Kolejny debiut – tylko czy potrzebny?

Do Impact Wrestling zawędrował były mistrz wagi ciężkiej UFC oraz komentator NJPW on AXS TV – Josh Barnett. Reakcja przy jego debiucie nie była najciekawsza. Właściwie to nie było jej w ogóle, bo... prawie nikt nie wiedział kim Josh jest. Sam nigdy nie widziałem go w ringu więc zacząłem się obawiać. Jego pierwszym celem został sam mistrz świata TNA – Lashley. Najpierw panowie zaczęli od wymiany słów. Nie będę ukrywał. Barnett nie porwał i jego największym błędem było to, że nawet nie starał się bawić mimiką albo jakąkolwiek grą aktorską. Lashley oczywiście królem tej kategorii też nie jest. Jego proma zwykle są bardzo podobne, ale potrafi on zwolnić kiedy trzeba i naprawdę przekonać, że jest wojownikiem. Josh wydukał po prostu tekst na pamięć i wyzwał mistrza do walki o pas strasząc go jeszcze dźwignią. Bobby się zgodził i panowie ustalili pojedynek o pas na ostatnim Impact Wrestling przed nowymi tapingami. Zanim jednak to się stanie musieliśmy poznać Barnetta i zobaczyć co potrafi w ringu. Po jego walce trwającej trzy minuty za dużo nie wiemy. Nie jest najgorszy i coś potrafi. Prawie jednak zabił swojego rywala źle wykonanym Powerbombem. Budzi to pewne obawy przez jego przyszłością w TNA.




Inne sprawy

O innych rzeczach napiszę krótko – pas Grand poszedł w odstawkę. Galloway go bronił, ale z niekoniecznie wymagającymi przeciwnikami. Death Crew Council czyli jedna z trzech dostępnych stajni w TNA musiało zadowolić się porażkami z Jessie'm Godderzem. A dodajmy do tego to, że Decay się przejadło i zamiast zajmować się pasami musiało ono męczyć się z Brandi Rhodes oraz Moose'm. A skoro przeszliśmy do tematu tego drugiego to trzeba zaznaczyć to, że do IW wrócił Cody. Przeszedł on również heel-turn aby podkreślić swoją przynależność do Bullet Clubu. I oznacza to, że jego pierwszym rywalem będzie właśnie Moose, który postanowił się zaopiekować jego żoną podczas jego nieobecności. Właściwie to nie było to jakoś wyjątkowo ciekawe.
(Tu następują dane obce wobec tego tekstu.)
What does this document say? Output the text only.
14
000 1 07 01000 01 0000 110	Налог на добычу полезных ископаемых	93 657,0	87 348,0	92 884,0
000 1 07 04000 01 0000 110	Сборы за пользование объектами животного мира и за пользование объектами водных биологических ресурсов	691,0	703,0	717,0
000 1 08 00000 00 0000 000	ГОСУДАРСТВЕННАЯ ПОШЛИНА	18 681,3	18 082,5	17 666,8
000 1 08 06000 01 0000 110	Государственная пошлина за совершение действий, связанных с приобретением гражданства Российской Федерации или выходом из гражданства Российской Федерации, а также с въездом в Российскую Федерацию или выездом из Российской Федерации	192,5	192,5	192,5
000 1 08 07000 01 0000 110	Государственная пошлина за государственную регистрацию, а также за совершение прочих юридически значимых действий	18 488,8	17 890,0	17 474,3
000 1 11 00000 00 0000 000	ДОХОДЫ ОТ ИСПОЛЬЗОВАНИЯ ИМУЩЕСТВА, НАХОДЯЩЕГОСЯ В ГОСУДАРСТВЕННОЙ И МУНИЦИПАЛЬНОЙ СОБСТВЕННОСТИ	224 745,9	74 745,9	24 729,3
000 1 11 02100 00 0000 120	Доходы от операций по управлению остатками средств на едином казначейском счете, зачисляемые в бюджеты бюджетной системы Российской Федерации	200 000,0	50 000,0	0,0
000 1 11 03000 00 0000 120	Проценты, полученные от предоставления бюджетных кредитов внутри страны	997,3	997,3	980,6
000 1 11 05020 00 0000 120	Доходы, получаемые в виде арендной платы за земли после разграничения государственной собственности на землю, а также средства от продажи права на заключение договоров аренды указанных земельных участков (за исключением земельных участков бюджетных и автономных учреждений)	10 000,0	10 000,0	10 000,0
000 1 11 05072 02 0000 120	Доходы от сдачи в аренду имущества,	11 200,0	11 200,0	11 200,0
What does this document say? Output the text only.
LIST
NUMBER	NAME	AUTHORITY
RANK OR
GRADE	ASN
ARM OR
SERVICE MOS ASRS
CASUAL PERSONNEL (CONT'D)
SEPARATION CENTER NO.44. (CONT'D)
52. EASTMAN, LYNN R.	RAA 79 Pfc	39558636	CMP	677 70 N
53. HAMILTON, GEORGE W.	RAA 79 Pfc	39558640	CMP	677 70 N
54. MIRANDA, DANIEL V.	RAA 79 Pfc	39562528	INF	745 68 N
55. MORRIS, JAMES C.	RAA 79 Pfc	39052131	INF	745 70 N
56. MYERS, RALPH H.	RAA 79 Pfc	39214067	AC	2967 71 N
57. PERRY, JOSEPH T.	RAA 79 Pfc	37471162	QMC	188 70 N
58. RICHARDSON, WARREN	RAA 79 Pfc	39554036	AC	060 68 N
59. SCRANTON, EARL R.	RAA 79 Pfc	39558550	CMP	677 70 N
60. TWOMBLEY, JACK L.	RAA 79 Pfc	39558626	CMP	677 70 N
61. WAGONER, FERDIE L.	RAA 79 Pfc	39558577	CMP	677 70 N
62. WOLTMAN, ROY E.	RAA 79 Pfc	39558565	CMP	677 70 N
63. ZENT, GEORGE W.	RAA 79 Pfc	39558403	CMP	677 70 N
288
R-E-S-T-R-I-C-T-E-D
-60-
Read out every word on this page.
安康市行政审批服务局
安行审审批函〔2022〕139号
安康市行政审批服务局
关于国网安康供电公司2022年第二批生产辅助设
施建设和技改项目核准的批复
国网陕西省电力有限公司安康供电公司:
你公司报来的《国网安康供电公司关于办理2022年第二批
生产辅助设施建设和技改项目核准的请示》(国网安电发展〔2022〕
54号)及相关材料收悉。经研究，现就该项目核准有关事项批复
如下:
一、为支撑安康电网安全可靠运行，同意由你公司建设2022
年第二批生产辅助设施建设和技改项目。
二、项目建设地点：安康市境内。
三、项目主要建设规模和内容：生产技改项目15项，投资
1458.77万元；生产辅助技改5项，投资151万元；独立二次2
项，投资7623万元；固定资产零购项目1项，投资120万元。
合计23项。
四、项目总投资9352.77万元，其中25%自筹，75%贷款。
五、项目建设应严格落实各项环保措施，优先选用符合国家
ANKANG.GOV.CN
Allie – najbardziej over postać w całym rosterze

No to akurat jest coś co udało się federacji. Początki Allie nie były najlepsze – denerwowała ona publikę oraz innych. Po czasie jednak zobaczyliśmy, że coś może z niej być. Rozpoczął się kolejny feud Marii z całą resztą kobiet. Wrzucili tutaj motyw z szantażem – biedny Braxton Sutter nie chciał aby Allie odeszła więc aby ją obronić postanowił zgodzić się na pakt z diabłem. Musiał ożenić się z Laurel Van Ness. Wrzucono tutaj jeszcze Mike'a Bennetta, który zaczął bawić się w komedię i nawet nieźle mu szło. Kwintesencją całej historii był ślub – nieudany ślub, bo zakończył się on rozwałką i odejściem Allie z Impact Wrestling. Szczęśliwej Allie, bo Braxton postanowił odrzucić Laurel i nie zważał na konsekwencje. Warto tutaj zwrócić na świetna reakcję fanów, którzy kupili tę historię. Oczywiście była ona przereklamowana i momentami miało się wrażenie, że to wszystko już widzieliśmy. Wszystko jednak pozwoliło na stworzenie z Allie prawdziwej gwiazdy a z Suttera równego gościa, który może ruszyć do main eventów.




Beznadziejny koniec

Luty nie zapowiadał się źle. Serwowana nam telewizja była niezła, historie mogły się podobać i można było patrzeć ze spokojem w przyszłość. Niestety okazało się, że historia niektórych dobiegła końca. Zaczęło się od Drew Gallowaya – gość nie był pewien czy chce dalej pracować w federacji i okazało się, że nie. Jego kontrakt jednak był na ukończeniu więc można było się spodziewać odejścia Szkota z TNA. Wydawało się, że to koniec odejść oraz, że bracia Hardy przedłużą swoje kontrakty. Nic bardziej mylnego – Jeff i Matt postanowili odejść. Kreatywni nie byli zadowoleni z tego, że bracia chcą mieć wpływ na występy w federacjach niezależnych i nawet powiedzieli Jeff'owi, że ten ma sobie iść do WWE jeśli mu się nie podoba. Rozmowy zostały zerwane, bracia zakończyli swoją współpracę z TNA i nawet nie wiadomo czy ich pasy wrócą na czas nagrań. TNA jest teraz w kropce, bo brakuje ekip do walki o te pasy i stracili właśnie największych drawów. Trójka poszła w odstawkę i myśleliśmy, że to koniec. Doszło jednak także do odejścia Bennetta oraz Marii. I najciekawsze jest to, że para miała mieć podpisane kontrakty, ale w lutym okazało się, że pracowali na zasadzie pojedynczych występów. Maria i Mike zdecydowali się odejść. To wciąż nie jest koniec – z TNA pożegnała się także Jade. To właściwie był duży cios dla Impact a wszystko stało się w kilka dni. I odeszły osoby, które były odpowiedzialne za wzrost oglądalności. Mówi się o tym, że TNA chce jak najbardziej oszczędzić na kontraktach i stawiać na młodych. Może wykreują nowego AJ Stylesa albo innego Bobby'ego Roode? To mogłoby się udać, ale nie wydaje się, że są osoby, które mogłyby tyle pokazać. Do federacji dołączył prawie czterdziestoletni Josh Barnett. Czy to ma być ta nowa jakość? Za chwilę dojdzie do tapingów a plotki mówią co najwyżej o jobberach z niezależnych federacji oraz o starych gwiazdach pokroju Gunnera, Crimsona czy Matta Morgana. A to raczej nie są wrestlerzy, którzy mogą odmienić TNA.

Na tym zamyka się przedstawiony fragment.